Genome Res. 2001 Sep;11(9):1541-8. doi: 10.1101/gr.183201.
The data for the public working draft of the human genome contains roughly 400,000 initial sequence contigs in approximately 30,000 large insert clones. Many of these initial sequence contigs overlap. A program, GigAssembler, was built to merge them and to order and orient the resulting larger sequence contigs based on mRNA, paired plasmid ends, EST, BAC end pairs, and other information. This program produced the first publicly available assembly of the human genome, a working draft containing roughly 2.7 billion base pairs and covering an estimated 88% of the genome that has been used for several recent studies of the genome.

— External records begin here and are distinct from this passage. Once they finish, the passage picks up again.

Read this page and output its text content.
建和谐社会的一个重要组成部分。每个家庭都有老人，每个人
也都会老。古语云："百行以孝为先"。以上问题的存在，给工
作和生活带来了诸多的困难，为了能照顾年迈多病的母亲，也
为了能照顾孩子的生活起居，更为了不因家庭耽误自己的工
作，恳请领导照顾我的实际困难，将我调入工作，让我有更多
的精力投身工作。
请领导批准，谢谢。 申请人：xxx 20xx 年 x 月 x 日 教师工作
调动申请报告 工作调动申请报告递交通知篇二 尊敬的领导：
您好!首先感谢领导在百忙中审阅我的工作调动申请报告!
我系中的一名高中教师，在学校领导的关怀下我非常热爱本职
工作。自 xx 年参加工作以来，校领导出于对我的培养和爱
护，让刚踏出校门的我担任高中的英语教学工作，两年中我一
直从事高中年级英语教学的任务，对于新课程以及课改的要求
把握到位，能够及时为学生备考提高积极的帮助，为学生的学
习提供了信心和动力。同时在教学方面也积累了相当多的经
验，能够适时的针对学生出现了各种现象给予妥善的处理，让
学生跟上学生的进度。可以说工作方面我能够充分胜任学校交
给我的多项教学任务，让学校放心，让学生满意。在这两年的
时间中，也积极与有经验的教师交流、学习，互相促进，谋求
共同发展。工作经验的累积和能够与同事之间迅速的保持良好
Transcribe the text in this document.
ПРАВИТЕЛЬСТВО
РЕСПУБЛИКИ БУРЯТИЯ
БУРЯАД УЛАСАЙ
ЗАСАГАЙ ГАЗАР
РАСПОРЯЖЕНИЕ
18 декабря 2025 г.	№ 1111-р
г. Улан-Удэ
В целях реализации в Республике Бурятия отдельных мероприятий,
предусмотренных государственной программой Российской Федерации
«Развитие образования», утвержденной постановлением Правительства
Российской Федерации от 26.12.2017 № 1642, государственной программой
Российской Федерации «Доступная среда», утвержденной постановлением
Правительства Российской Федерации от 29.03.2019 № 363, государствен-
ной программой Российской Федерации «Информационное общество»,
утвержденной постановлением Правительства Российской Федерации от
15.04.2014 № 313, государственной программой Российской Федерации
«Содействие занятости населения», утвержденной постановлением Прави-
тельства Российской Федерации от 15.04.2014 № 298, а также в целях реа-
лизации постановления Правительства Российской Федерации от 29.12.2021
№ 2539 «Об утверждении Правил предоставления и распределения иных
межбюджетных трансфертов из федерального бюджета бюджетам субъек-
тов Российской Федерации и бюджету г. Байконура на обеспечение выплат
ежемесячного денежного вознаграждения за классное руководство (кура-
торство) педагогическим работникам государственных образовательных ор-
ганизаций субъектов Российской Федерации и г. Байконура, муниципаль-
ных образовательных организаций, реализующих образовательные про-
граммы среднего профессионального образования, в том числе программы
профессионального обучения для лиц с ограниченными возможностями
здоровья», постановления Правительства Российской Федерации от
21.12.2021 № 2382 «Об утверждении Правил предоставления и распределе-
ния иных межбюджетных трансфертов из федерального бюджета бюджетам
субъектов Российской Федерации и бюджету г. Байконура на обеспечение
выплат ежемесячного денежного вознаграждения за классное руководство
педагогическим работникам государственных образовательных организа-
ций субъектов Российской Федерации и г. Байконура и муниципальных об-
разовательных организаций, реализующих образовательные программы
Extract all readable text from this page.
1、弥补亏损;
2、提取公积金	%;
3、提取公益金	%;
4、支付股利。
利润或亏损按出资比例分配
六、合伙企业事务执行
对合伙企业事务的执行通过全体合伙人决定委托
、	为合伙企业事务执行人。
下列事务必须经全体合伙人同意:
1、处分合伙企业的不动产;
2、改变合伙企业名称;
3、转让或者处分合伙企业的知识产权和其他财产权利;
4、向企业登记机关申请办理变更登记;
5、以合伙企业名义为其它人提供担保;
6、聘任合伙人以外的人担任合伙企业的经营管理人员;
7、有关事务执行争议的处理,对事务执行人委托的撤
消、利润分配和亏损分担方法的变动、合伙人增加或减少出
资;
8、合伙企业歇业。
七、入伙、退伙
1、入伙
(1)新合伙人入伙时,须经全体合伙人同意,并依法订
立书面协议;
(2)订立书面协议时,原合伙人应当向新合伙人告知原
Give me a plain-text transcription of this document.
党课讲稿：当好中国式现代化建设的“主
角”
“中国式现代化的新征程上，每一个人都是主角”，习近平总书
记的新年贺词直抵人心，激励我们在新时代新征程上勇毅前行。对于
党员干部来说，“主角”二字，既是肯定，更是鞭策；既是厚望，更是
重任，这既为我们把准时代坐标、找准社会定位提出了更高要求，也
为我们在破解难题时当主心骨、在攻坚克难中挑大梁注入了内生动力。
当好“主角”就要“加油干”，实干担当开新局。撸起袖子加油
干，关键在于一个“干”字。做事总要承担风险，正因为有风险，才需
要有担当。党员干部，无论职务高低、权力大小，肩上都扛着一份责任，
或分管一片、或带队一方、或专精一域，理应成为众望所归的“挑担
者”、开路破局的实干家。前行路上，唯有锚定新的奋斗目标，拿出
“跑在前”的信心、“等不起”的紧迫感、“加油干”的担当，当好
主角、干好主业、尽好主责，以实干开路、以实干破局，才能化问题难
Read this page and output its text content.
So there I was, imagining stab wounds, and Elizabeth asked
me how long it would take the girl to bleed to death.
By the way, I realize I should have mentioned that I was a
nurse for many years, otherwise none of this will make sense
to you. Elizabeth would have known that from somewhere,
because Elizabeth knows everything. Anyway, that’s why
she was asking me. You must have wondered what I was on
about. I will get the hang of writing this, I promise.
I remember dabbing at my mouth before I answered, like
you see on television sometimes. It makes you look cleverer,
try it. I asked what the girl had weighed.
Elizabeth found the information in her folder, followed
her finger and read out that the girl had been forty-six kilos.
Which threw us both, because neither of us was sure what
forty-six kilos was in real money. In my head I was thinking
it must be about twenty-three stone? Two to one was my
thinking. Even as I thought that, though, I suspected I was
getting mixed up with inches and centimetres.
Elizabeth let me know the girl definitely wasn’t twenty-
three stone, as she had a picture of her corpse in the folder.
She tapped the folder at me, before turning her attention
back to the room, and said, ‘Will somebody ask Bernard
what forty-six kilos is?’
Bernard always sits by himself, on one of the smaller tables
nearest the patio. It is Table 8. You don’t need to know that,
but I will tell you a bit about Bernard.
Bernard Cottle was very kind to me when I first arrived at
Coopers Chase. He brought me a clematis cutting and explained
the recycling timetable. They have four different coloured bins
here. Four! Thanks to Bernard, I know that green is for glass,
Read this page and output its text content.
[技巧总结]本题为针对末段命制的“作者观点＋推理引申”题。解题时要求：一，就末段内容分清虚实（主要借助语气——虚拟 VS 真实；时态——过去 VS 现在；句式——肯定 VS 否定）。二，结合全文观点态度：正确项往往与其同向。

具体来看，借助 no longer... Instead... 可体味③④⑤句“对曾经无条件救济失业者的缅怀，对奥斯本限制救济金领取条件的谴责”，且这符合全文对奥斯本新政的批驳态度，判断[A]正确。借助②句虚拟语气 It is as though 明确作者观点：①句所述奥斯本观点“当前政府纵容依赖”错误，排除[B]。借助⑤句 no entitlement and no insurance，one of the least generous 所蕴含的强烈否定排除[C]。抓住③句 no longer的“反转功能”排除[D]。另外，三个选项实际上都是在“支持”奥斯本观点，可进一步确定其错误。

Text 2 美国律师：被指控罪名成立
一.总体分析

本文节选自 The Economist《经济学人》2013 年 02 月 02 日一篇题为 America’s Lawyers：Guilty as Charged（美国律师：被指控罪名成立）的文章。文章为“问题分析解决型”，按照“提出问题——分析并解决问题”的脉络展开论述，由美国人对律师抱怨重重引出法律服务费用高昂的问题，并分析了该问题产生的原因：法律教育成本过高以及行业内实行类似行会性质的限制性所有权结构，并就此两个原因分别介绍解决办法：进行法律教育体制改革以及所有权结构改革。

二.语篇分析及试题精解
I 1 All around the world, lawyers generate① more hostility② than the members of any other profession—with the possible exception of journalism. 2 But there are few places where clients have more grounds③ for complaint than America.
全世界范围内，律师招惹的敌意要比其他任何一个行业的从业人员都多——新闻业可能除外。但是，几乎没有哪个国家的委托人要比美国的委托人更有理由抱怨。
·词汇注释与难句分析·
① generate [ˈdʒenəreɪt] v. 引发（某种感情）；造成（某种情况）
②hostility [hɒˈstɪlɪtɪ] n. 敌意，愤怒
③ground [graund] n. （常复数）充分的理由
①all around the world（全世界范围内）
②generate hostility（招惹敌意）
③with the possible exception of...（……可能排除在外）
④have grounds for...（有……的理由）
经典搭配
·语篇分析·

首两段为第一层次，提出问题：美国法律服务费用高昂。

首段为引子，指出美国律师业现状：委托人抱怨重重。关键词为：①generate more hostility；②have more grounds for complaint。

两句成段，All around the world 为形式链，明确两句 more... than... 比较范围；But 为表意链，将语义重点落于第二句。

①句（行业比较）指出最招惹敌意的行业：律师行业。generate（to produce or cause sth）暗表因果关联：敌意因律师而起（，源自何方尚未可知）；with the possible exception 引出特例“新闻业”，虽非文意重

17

Here we describe the algorithm used by GigAssembler.
人类基因组公开工作草案的数据包含大约30000个大插入片段克隆中的约400000个初始序列重叠群。这些初始序列重叠群中有许多相互重叠。构建了一个名为GigAssembler的程序,用于合并这些重叠群,并根据mRNA、配对质粒末端、EST、BAC末端配对及其他信息对生成的更大序列重叠群进行排序和定向。该程序产生了人类基因组的首个公开可用组装结果,即一个工作草案,包含约27亿个碱基对,覆盖了估计88%的基因组,该草案已用于近期多项基因组研究。在此,我们描述GigAssembler所使用的算法。